Change.org, one of the most widely used petition websites, with over 35 million users in 196 countries, was hacked this weekend.

Unauthorized modifications that are said to have been “cosmetic” in nature were made Friday to twelve petitions hosted on the site, according to a spokesman for the organization.

From CNN:

No personal information was stolen, spokesman Benjamin Joffe-Walt said in a written statement. He added that none of the 12 petitions targeted had its number of signatures affected.

The modified petitions included one calling for officials to end the prosecution of a Florida teen charged in connection with a same-sex relationship with a 14-year-old; a petition to close the detention center at Guantanamo Bay; and a petition and to allow gay Boy Scouts leaders, said Brianna Cayo-Cotter, a spokeswoman for Change.org.

The organization said its website was taken offline while a “minor vulnerability” exploited by a hacker was fixed.  Apparently the hacker had modified text and photos on those twelve petitions after gaining access to the site.

The petition to end the prosecution of the Florida teen in question is likely for that of 18 year old Kaitlyn Hunt, a story that has made nationwide headlines in recent weeks.  Her father, Steven Hunt, set up a Change.org petition over a week ago to “Stop the prosecution of an 18 year old girl in a same-sex relationship.”

Kaitlyn Hunt was expelled from Sebastian High School and arrested and charged with two counts of lewd and lascivious battery of a child 12 to 16 years of age after it was discovered she was in a consenting relationship with a 14 year old female student.

The hacker collective Anonymous has been outspoken in its support of Hunt, and has lobbied for the resignation of the officials involved in prosecuting the girl.

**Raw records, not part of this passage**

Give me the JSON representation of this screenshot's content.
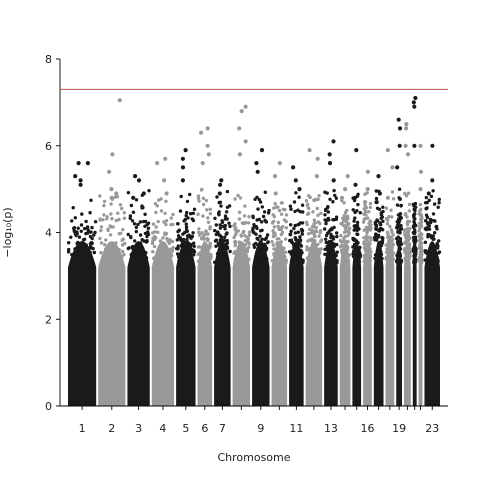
{
  "chart_data": {
    "type": "scatter",
    "subtype": "manhattan",
    "title": "",
    "xlabel": "Chromosome",
    "ylabel": "−log₁₀(p)",
    "ylim": [
      0,
      8
    ],
    "yticks": [
      0,
      2,
      4,
      6,
      8
    ],
    "grid": false,
    "legend": "none",
    "significance_line": {
      "y": 7.3,
      "color": "#c0504d"
    },
    "series_colors": [
      "#1a1a1a",
      "#999999"
    ],
    "chromosomes": [
      {
        "chrom": 1,
        "label": "1",
        "peak_points": [
          5.6,
          5.6,
          5.3,
          5.2,
          5.1
        ]
      },
      {
        "chrom": 2,
        "label": "2",
        "peak_points": [
          5.8,
          5.4,
          5.0,
          4.9,
          4.8
        ]
      },
      {
        "chrom": 3,
        "label": "3",
        "peak_points": [
          5.3,
          5.2,
          4.9,
          4.8
        ]
      },
      {
        "chrom": 4,
        "label": "4",
        "peak_points": [
          5.7,
          5.6,
          5.2,
          4.9
        ]
      },
      {
        "chrom": 5,
        "label": "5",
        "peak_points": [
          5.9,
          5.7,
          5.5,
          5.2
        ]
      },
      {
        "chrom": 6,
        "label": "6",
        "peak_points": [
          6.4,
          6.3,
          6.0,
          5.8,
          5.6
        ]
      },
      {
        "chrom": 7,
        "label": "7",
        "peak_points": [
          5.2,
          5.1,
          4.9
        ]
      },
      {
        "chrom": 8,
        "label": "",
        "peak_points": [
          6.9,
          6.8,
          6.4,
          6.1,
          5.8
        ]
      },
      {
        "chrom": 9,
        "label": "9",
        "peak_points": [
          5.9,
          5.6,
          5.4
        ]
      },
      {
        "chrom": 10,
        "label": "",
        "peak_points": [
          5.6,
          5.3,
          4.9
        ]
      },
      {
        "chrom": 11,
        "label": "11",
        "peak_points": [
          5.5,
          5.2,
          5.0
        ]
      },
      {
        "chrom": 12,
        "label": "",
        "peak_points": [
          5.9,
          5.7,
          5.3
        ]
      },
      {
        "chrom": 13,
        "label": "13",
        "peak_points": [
          6.1,
          5.8,
          5.6,
          5.2
        ]
      },
      {
        "chrom": 14,
        "label": "",
        "peak_points": [
          5.3,
          5.0,
          4.8
        ]
      },
      {
        "chrom": 15,
        "label": "",
        "peak_points": [
          5.9,
          5.1,
          4.8
        ]
      },
      {
        "chrom": 16,
        "label": "16",
        "peak_points": [
          5.4,
          5.0,
          4.7
        ]
      },
      {
        "chrom": 17,
        "label": "",
        "peak_points": [
          5.3,
          4.9,
          4.7
        ]
      },
      {
        "chrom": 18,
        "label": "",
        "peak_points": [
          5.9,
          5.5,
          4.8
        ]
      },
      {
        "chrom": 19,
        "label": "19",
        "peak_points": [
          6.6,
          6.4,
          6.0,
          5.5
        ]
      },
      {
        "chrom": 20,
        "label": "",
        "peak_points": [
          6.5,
          6.4,
          6.0,
          5.8
        ]
      },
      {
        "chrom": 21,
        "label": "",
        "peak_points": [
          7.1,
          7.0,
          6.9,
          6.0
        ]
      },
      {
        "chrom": 22,
        "label": "",
        "peak_points": [
          6.0,
          5.4,
          5.0
        ]
      },
      {
        "chrom": 23,
        "label": "23",
        "peak_points": [
          6.0,
          5.2,
          4.9
        ]
      }
    ],
    "isolated_points": [
      {
        "chrom": 2,
        "y": 7.05
      }
    ]
  }
}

In the letter released by Anonymous, the group claims the Indian River County State Attorney’s Office has “lost perspective” and vows to put together a petition with 200,000 signatures on it calling for the resignation of the officials involved.

“The truth is, Kaitlyn Hunt is a bright young girl who was involved in a consensual, same-sex relationship while both she and her partner were minors. She has a big future ahead of her and there are people, thousands of people in fact, that have no intention of allowing you to ruin it with your rotten selective enforcement.”

The group also cites alleged intolerance by the younger girl’s parents. Kaitlyn’s mother had previously posted on a Facebook page, entitled “Free Kate,” that the girlfriend’s parents “conspired with police to entrap Kaitlyn” because they disapproved of the relationship.

Also mentioned by Change.org as one of the affected petitions was one to close the detention center at Guantanamo Bay.

Threats from Anonymous and its “Operation Guantanamo” campaign, also known as #OpGTMO, recently forced the US military to shut down Wi-Fi access at the Guantanamo facility as a precautionary measure.

But Change.org does not believe that the affected petitions on its site were targeted for any particular reason related to the causes they represent.  A spokesman said that the petitions were all in a featured section of the website and they believe that is why they were selected.

In 2012, hackers claiming support for a “Save the Arctic” campaign leaked the employee email addresses and passwords from five of the world’s prominent oil companies said to be drilling in the Arctic, and then used that information to add over 96,000 signatures to a Greenpeace “Save the Arctic” petition.  The action drew criticism from some supporters at the time who worried it would invalidate the petition.

Change.org fared better in Friday’s incident.  As noted, the affected petitions experienced no change in signatures as the result of the website’s intrusion.